Der erste Rheintaler Ort war Werdenberg. Dieses ultrakleine Städtchen, das zur Gemeinde Grabs gehört und trotz seinen lediglich ca. 90 Einwohnern historisches Stadtrecht besitzt, bot sich als idealer Zwischenstopp an, da wir die Strecke nach Heiden nicht in einem Stück fahren wollten. Nach einem guten Mittagessen im sehr bodenständigen Landgasthof Werdenberg erkundeten wir zu Fuss den sehr hübsch an einem See gelegenen mittelalterlichen Ort mit seinem hoch über dem Ortskern thronenden Schloss. Ich hatte Werdenberg schon vor vielen Jahren einmal besucht, mir damals aber nicht so richtig die Zeit genommen, es zu erforschen. Dies holten wir nun nach, und es ist wirklich zum Staunen, was für einen Reiz ein so kleines Städtchen haben kann.

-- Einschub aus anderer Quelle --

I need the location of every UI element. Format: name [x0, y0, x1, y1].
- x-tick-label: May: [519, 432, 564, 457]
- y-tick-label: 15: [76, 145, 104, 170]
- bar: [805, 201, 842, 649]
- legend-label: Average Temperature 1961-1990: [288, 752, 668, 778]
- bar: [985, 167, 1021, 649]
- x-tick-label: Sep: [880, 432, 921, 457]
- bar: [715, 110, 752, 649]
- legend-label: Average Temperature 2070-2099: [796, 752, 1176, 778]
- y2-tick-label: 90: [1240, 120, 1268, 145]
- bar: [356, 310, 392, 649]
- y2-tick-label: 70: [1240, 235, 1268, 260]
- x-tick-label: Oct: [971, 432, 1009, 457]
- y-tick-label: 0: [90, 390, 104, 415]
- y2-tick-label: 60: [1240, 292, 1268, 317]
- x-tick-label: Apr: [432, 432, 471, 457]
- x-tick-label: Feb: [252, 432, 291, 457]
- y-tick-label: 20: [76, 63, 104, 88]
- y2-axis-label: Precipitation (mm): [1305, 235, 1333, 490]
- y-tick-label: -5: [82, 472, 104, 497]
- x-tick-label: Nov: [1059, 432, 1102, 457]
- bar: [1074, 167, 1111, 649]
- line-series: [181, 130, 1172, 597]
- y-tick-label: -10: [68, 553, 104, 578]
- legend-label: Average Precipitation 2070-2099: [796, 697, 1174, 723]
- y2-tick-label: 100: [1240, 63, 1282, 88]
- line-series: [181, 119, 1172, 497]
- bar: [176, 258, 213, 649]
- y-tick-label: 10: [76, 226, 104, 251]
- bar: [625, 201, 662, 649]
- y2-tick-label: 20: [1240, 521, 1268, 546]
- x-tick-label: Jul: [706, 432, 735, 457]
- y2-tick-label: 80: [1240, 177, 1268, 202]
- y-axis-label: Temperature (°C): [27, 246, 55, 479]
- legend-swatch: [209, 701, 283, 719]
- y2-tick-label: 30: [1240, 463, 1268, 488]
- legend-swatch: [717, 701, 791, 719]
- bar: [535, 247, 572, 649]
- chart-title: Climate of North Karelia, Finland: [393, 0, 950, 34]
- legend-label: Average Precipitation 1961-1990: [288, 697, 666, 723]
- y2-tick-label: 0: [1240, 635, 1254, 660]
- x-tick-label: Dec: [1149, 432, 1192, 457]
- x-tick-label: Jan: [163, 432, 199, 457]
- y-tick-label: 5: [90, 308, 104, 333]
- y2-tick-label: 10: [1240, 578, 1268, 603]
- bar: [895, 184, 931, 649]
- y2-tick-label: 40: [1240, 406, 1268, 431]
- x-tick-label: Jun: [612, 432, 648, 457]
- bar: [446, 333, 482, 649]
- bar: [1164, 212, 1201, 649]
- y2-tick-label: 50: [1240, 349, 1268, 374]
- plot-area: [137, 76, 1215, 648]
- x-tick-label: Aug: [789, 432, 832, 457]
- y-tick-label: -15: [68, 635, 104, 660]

Nachdem wir den ersten vollen Tag unseres Kurzurlaubs wie früher beschrieben dem Appenzellerland gewidmet hatten, war am zweiten Tag das direkt anliegende sanktgallische Umland an der Reihe. Zunächst nahmen wir die Zahnradbahn von Heiden nach Rorschach hinunter, da wir am Tag zuvor den Zug vom Hotel aus mehrmals hatten passieren sehen und uns dies zu einer kleinen Spritzfahrt inspirierte. Rorschach selber enttäuschte uns dann ziemlich. Von der historischen Bausubstanz ist nicht mehr allzu viel in unverfälschter Form vorhanden, und die Promenaden am Ufer des Bodensees gefielen uns auch nicht besonders. So entschieden wir uns kurzerhand dazu, mit Bahn und Bus direkt nach Altstätten im Rheintal weiterzufahren.


Dort erwartete uns ein richtiges Kontrastprogramm. Im Gegensatz zu Rorschach ist das kompakte historische Zentrum von Altsätten sehr gut erhalten und gepflegt. Es machte richtig Spass, hier durch die Gassen und über die Plätze zu spazieren. Ausserdem war das Städtchen richtig lebhaft – nicht nur des Marktes in der Marktgasse wegen, nein, es fanden sich überall Menschen auf der Strasse, die das schöne Wetter unter schattigen Bäumen oder in den Strassencafés genossen. So konnten wir einmal mehr den Tag mit einem veritablen Genuss abrunden und müde, aber glücklich die Heimfahrt mit dem Bus durch die Appenzeller Hügel von Rheineck nach Heiden antreten.